Monday, September 23, 2019

The FamilySearch Family Sharing Feature

If you are an active genealogical researcher, you may be finding a significant number of people to add to the FamilySearch.org Family Tree. Some researchers boast of finding thousands of names. There are basically two types of people who have made large numbers of additions to the Family Tree: those who share their discoveries and those who hoard them.

For many years now, the FamilySearch.org website has allowed researchers to reserve names in a temple list. Hoarders have abused this opportunity to add more names to their list than could ever be done in their own lifetime or even the lifetime of their entire family. The people waiting for the ordinances to be done and are now on these hoarded lists are as securing locked up as they are in the Spirit Prison. Because of the hoarders, sometime in the future, the number of names that can be reserved will be limited.

During the past year or so, because of the hoarders, FamilySearch (and the Church) have imposed a time limit of two years on reserved names. The date the names will be removed from your reserved list appears on the list. If you perform an ordinance for a person, an additional year will be added to the time.

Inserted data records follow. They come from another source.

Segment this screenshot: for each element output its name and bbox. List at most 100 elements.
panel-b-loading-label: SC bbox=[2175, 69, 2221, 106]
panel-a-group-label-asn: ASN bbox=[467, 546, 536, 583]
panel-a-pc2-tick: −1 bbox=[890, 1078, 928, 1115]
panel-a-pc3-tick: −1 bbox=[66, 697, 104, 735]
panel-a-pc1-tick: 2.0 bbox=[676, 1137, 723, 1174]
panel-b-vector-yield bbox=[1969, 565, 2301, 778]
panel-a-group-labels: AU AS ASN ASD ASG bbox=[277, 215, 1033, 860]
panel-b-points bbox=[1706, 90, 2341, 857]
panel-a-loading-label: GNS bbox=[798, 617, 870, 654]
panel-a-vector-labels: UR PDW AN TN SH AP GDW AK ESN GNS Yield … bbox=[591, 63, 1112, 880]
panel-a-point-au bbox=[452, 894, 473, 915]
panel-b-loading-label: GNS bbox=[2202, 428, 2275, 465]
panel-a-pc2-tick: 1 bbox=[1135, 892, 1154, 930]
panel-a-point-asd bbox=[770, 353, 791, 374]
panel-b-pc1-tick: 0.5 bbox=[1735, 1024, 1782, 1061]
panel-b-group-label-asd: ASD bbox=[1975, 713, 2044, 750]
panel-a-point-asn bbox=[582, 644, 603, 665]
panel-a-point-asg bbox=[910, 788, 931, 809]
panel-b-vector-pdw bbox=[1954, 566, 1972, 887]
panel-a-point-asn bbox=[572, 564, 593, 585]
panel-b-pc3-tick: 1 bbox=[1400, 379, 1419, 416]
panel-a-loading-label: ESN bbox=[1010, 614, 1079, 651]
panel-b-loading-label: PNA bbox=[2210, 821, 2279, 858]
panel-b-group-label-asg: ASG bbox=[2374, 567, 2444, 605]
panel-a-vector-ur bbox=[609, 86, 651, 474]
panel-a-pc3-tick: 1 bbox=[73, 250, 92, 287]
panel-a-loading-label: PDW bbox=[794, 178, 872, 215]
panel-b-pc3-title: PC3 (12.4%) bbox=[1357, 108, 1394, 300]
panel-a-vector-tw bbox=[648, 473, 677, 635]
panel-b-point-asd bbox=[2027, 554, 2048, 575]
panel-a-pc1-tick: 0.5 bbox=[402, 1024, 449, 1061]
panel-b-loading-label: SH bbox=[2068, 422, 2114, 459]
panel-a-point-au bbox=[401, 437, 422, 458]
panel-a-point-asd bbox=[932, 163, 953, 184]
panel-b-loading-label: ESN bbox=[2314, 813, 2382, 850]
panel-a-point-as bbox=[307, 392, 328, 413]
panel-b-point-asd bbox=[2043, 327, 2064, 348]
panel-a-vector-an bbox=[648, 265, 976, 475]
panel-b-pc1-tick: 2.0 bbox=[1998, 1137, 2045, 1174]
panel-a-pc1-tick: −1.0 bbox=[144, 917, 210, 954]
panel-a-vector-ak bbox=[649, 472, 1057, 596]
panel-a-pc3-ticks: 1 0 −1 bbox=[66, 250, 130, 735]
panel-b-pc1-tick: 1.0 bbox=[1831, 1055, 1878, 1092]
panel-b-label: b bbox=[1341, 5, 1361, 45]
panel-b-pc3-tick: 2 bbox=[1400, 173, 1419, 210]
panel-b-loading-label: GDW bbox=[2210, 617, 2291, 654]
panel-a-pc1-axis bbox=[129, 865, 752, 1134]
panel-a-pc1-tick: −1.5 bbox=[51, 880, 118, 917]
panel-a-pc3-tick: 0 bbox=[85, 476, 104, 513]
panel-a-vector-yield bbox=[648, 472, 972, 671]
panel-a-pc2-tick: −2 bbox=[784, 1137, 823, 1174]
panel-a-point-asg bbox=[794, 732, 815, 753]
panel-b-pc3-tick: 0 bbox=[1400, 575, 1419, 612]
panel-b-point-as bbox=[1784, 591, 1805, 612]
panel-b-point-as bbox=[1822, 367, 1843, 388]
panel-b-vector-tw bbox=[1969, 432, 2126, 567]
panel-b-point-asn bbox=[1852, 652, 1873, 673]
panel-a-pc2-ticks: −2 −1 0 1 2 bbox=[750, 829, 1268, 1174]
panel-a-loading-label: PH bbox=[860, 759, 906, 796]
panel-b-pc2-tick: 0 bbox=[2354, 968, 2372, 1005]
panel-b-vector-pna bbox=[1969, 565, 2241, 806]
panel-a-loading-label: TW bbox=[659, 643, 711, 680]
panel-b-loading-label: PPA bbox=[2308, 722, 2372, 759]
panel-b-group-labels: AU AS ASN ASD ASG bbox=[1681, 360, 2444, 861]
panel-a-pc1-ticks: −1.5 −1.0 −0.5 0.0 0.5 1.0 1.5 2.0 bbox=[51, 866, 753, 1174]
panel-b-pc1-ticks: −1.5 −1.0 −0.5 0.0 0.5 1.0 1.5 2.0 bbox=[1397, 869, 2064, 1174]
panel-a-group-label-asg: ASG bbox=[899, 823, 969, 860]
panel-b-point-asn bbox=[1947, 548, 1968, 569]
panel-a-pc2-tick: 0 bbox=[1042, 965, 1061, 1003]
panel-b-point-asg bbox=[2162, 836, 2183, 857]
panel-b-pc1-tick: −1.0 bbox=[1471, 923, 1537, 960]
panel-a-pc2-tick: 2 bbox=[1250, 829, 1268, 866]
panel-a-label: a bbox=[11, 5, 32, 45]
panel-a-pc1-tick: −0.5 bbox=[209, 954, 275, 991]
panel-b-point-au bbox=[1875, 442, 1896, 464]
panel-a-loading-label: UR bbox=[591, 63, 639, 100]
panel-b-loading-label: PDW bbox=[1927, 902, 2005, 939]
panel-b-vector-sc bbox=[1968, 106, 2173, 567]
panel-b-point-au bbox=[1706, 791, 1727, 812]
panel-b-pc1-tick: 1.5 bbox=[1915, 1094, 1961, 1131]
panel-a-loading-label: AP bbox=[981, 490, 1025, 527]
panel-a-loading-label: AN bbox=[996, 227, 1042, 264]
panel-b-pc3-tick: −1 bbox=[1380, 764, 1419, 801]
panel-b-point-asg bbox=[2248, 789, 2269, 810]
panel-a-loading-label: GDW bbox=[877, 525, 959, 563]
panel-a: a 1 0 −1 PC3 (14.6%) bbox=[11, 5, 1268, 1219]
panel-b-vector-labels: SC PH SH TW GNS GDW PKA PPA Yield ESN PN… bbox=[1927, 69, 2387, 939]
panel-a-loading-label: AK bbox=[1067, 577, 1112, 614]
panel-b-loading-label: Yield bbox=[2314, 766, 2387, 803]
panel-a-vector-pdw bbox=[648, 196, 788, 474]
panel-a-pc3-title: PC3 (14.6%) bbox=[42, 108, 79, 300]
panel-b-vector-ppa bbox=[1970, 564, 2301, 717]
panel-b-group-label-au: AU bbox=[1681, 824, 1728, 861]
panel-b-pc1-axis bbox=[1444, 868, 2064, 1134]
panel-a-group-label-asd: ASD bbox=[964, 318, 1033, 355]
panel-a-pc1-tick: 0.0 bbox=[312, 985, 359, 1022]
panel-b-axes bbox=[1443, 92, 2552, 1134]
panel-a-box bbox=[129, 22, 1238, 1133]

Notwithstanding the hoarders, for quite some time, there has also been a way to share names with the temples. So any excess names can be shared and go on the general list of names that can be used by the temples as needed. In addition, the relatively new Ordinances Ready function or app available on both the desktop and mobile versions of the FamilySearch.org Family Tree allows any potential temple patron, young or old, to obtain a name or names for ordinances from those names that have been shared with the temple.

Another feature that has been added to the Family Tree also retains the names you have shared with the temples on your Temple List. The names are marked in red and can be printed from the list as long as they have not been printed by the temples.

You can also still share names directly with family and friends. If you fail to share the names, then they will be shared for you on the date indicated. In talking to people about this process, I am already listening to people speculate and try to find ways to avoid "losing" the names from their temple lists instead of trying to find a way to go to the temple more frequently and do the ordinance work. I think we should view the fact that we have the opportunity to reserve some names as a privilege and just spend as much time as we can going to the temple to do the ordinances and not worrying about hoarding the names.